Server and switch connection and campus network construction scheme

Let's introduce the connection between the server and the switch and the construction scheme of the campus network. When it comes to servers, they are actually similar to the computers we use daily. They are devices that provide computing services. The composition of the server includes processor, hard disk, memory, system bus, etc. Since the server needs to respond to service requests and process them, generally speaking, the server should have the ability to undertake and guarantee services.

The server can be single, dual, four, or eight, which corresponds to the number of CPUs loaded. For example, the four way server has four CPU processors. The more lines the server has, the stronger the data processing capacity. Generally, there is no optical port on the server motherboard, only a bus interface. The interface standards include PCI, PCI-X, PCI-E, etc. These sockets are inserted with optical network cards, and then optical modules+optical jumpers are inserted through optical network cards to connect with switches.

A switch is a network device that forwards electrical signals.
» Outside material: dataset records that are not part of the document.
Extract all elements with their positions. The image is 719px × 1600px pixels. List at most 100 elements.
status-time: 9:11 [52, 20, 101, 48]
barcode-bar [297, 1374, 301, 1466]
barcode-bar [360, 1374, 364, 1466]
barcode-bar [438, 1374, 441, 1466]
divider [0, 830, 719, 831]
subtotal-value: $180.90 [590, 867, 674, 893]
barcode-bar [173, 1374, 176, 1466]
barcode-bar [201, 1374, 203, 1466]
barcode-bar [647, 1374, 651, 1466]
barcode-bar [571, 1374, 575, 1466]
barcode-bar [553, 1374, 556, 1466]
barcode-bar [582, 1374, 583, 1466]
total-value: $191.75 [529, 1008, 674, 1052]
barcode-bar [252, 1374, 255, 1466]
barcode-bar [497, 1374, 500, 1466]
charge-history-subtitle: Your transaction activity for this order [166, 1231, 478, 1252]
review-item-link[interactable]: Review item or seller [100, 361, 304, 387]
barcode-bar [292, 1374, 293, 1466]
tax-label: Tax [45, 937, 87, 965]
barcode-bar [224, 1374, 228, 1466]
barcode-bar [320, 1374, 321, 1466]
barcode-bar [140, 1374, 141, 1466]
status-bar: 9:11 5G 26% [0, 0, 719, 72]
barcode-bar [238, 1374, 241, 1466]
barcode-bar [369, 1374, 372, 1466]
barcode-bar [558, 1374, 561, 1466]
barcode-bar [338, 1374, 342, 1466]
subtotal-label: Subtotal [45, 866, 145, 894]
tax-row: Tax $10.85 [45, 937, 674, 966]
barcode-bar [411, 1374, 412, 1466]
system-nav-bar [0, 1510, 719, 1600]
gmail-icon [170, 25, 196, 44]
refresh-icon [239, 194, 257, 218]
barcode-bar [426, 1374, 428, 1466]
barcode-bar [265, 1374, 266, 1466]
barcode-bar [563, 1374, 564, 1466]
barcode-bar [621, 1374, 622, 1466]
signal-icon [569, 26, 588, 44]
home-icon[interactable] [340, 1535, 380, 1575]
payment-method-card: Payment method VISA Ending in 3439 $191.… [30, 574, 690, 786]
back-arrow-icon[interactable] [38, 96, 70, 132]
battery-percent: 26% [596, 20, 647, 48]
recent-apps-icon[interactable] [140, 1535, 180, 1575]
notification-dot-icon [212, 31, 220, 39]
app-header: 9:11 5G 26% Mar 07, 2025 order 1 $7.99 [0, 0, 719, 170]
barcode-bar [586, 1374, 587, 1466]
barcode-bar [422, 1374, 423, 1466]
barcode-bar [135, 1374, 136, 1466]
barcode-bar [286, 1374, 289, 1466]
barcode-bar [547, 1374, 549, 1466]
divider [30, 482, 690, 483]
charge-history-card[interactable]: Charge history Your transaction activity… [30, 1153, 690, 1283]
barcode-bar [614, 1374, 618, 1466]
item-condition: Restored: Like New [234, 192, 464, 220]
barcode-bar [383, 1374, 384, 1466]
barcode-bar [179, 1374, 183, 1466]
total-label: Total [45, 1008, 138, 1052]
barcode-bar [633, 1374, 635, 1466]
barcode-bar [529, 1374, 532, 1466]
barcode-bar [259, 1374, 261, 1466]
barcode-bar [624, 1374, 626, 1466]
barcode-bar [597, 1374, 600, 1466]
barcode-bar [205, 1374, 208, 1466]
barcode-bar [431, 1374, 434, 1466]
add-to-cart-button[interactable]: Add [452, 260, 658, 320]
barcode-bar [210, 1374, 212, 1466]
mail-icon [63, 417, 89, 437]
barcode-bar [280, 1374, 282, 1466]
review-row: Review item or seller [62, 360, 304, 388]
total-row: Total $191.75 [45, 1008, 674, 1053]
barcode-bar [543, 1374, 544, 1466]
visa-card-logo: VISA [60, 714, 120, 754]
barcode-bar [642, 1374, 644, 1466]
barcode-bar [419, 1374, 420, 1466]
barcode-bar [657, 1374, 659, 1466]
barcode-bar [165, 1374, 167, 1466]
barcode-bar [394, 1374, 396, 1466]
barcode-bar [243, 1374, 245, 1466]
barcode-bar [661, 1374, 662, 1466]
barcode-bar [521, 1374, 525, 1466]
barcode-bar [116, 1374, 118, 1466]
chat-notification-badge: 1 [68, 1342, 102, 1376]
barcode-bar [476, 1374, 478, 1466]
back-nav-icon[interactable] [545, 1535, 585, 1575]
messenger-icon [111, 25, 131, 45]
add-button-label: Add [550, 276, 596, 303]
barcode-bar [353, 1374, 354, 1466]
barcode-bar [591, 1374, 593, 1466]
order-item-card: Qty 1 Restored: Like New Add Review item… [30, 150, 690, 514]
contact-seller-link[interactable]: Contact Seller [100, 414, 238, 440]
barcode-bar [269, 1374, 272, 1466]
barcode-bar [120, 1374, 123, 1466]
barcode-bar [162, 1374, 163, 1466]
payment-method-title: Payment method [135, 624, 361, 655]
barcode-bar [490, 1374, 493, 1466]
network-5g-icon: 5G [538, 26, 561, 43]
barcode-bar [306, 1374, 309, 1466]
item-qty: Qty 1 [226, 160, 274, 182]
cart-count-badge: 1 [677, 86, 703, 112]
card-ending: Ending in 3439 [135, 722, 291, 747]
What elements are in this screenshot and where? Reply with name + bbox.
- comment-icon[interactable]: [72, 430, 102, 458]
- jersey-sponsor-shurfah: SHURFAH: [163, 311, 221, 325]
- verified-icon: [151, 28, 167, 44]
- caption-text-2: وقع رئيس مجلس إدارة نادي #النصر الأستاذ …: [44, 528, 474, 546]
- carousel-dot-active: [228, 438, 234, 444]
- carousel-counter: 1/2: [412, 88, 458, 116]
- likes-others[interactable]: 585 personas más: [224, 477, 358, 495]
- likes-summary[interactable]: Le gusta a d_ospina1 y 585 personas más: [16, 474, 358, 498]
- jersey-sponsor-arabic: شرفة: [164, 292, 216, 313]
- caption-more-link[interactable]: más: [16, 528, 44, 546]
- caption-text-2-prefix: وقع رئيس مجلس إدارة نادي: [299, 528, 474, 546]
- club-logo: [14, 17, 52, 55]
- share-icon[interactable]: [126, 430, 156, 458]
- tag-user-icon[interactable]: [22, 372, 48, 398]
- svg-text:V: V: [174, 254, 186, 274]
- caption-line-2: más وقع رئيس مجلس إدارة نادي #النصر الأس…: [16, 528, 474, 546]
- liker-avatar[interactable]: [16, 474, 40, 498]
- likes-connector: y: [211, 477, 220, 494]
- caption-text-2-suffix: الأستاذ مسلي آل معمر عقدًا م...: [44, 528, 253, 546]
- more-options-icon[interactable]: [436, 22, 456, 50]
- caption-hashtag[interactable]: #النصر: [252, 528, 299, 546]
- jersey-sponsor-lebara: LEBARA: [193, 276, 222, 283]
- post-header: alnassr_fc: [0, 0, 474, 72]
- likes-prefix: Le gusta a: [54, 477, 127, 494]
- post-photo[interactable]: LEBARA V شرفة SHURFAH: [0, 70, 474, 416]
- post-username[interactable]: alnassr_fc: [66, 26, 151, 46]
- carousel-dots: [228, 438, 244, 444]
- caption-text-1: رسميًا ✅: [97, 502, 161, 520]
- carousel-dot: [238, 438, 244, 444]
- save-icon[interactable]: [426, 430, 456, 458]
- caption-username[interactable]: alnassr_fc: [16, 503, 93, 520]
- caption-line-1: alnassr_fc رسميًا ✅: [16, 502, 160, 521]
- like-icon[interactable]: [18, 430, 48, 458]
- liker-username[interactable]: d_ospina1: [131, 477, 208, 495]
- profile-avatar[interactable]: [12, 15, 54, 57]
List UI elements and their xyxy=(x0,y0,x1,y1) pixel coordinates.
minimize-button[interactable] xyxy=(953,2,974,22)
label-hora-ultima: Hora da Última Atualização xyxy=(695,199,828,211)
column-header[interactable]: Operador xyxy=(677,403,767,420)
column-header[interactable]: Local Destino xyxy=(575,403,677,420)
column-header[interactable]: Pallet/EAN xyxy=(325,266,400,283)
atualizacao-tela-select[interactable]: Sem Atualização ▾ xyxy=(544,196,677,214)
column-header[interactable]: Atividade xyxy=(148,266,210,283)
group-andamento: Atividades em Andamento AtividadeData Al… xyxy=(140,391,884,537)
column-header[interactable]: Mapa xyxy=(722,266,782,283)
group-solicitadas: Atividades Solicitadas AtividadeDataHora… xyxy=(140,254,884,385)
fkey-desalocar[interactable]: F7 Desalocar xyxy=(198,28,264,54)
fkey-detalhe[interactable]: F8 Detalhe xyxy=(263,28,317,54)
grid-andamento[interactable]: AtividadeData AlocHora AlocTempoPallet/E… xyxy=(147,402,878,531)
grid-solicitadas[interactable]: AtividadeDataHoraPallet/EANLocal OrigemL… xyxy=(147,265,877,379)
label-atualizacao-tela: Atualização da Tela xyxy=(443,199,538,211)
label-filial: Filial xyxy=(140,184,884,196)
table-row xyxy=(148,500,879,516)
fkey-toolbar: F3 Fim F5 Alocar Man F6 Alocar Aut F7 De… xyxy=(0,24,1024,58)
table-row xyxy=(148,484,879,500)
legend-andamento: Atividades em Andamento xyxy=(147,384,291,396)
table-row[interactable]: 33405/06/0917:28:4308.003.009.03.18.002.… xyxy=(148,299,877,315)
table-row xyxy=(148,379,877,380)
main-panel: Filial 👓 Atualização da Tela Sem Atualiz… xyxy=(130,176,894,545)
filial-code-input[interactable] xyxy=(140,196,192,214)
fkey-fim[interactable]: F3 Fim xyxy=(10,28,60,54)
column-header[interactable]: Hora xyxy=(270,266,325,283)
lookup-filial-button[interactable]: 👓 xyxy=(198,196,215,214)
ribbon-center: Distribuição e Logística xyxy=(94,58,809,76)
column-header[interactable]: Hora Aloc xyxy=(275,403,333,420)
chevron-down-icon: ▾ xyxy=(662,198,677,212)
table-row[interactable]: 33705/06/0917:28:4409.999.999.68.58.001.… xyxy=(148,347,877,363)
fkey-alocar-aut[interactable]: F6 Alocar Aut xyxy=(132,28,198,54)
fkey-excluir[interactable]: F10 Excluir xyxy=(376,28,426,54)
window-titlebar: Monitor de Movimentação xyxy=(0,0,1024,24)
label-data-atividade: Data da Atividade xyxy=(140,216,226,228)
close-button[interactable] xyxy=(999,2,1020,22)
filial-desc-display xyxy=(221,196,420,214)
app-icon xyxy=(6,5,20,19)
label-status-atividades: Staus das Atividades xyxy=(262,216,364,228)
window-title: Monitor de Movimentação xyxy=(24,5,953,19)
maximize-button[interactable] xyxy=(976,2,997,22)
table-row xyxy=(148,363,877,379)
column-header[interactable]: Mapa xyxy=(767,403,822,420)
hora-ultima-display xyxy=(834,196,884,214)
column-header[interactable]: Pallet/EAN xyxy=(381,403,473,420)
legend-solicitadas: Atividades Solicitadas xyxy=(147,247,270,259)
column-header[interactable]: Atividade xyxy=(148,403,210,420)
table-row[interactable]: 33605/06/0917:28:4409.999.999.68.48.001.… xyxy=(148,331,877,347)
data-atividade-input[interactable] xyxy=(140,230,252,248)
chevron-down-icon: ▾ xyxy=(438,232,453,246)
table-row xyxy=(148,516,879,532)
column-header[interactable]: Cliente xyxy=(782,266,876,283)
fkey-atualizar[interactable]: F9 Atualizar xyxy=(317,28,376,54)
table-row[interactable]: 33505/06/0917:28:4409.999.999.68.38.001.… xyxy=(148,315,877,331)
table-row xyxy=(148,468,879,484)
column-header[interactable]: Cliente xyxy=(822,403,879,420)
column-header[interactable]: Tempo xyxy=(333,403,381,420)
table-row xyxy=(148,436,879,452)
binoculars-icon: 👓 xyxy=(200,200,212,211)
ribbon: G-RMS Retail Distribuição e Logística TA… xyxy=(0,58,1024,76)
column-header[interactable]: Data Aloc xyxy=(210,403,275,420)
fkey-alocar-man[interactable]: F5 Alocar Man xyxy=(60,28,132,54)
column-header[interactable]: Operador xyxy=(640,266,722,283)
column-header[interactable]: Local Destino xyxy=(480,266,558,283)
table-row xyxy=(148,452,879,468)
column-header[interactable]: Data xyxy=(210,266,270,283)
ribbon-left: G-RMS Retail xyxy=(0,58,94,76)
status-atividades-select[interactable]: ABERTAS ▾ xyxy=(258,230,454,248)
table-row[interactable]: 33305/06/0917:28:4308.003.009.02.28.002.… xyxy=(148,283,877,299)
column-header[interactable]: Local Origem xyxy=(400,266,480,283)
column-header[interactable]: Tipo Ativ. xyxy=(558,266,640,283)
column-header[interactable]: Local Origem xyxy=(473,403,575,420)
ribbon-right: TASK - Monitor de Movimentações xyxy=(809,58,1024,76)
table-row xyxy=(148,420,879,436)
It can provide independent electrical signal links to any two network nodes. Common port types on the switch include Gigabit SFP, 10 Gigabit SFP+, 25G SFP28, 40G QSFP, 100G QSFP28, etc. Now let's introduce how the server is connected to the switch.

Usually, the networking topology scheme is to connect Ethernet to the firewall, connect the firewall to the core router, and connect the router to the WEB server. We can insert an optical network card matching the switch port rate on the server as needed. Take the 10G optical network card as an example. The 10G DAC/AOC or 10G SFP+optical module can be used with optical jumper to connect to the 10G SFP+upstream port of the gigabit access layer switch, Then the downlink gigabit port is connected to the computer and other user equipment.

We can take the establishment of campus information portal as an example. The information portal consists of portal interface management, unified identity authentication service and application management service. This solution mainly includes the Web publishing subsystem for load balancing, the database dual machine high availability subsystem, the FC-SAN storage and backup subsystem, and the hardware security firewall. Considering the reliability and stability of the system, for the storage system, it is recommended to adopt redundant structure to improve the overall reliability of the system, and configure an online all fiber array with dual controllers and redundant fiber switches.

1、 Web publishing subsystem construction:

Web server is the information publishing platform of the application system. In the multi tier architecture of the application system, the portal, as the information publishing layer, provides information browsing, service positioning and other functions. The WEB server mainly completes the following tasks: first, it receives user access requests and maintains user connections; Next, the user access request is sent to the application service, and the query processing result of the application service is waiting; Finally, the processing result page of the receiving application service is provided for users to browse.

When we choose a Web server, we can choose it according to the business forecast data. Based on the estimation of a school with 20000 people, its SPECweb2005 value is about 57000, which can be configured with a strong CPU, 3TB memory, and 16G running memory.

2、 Construction of database dual high availability subsystem:

For a school with 20000 people, the TPC-C value required for the database server is about 800000. We can choose the database server according to the business pressure and application scale. In addition, each server is configured with a dual port 8GB FC HBA card for connecting storage devices.

3、 Storage system construction:

The system design considers the reliability of key applications and the security of data. Full redundant FC SAN architecture (2 FC HBA cards, 2 optical switches and redundant disk array controllers) can be used to ensure the reliability of key data; The main storage disk array is recommended to use an all fiber AS5500 disk array, with two controllers and eight 16Gb optical interfaces. The eight 16Gb optical interfaces can use 16G FC SFP+Fibre Channel optical modules.

ACC active copper cable uses chips to compensate for the high frequency S21 loss of the passive copper cable DAC, so the transmission distance is extended to several meters. Compared with active optical cable AOC and optical module, ACC active copper cable has the advantages of low cost, low power consumption, small temperature change and transparent protocol, which can meet the energy saving and cost control requirements of large data centers.

The transmission rate and package types supported by ACC active copper cables are 10G SFP+, 25G SFP28, 40G QSFP+, 50G QSFP+, 100G QSFP28, and 200G QSFP-DD. Among them, the maximum transmission distance of 10G/25G ACC active copper cables can reach 15m, and the maximum transmission distance of 40G/50G/100/200G ACC active copper cables can reach 7m.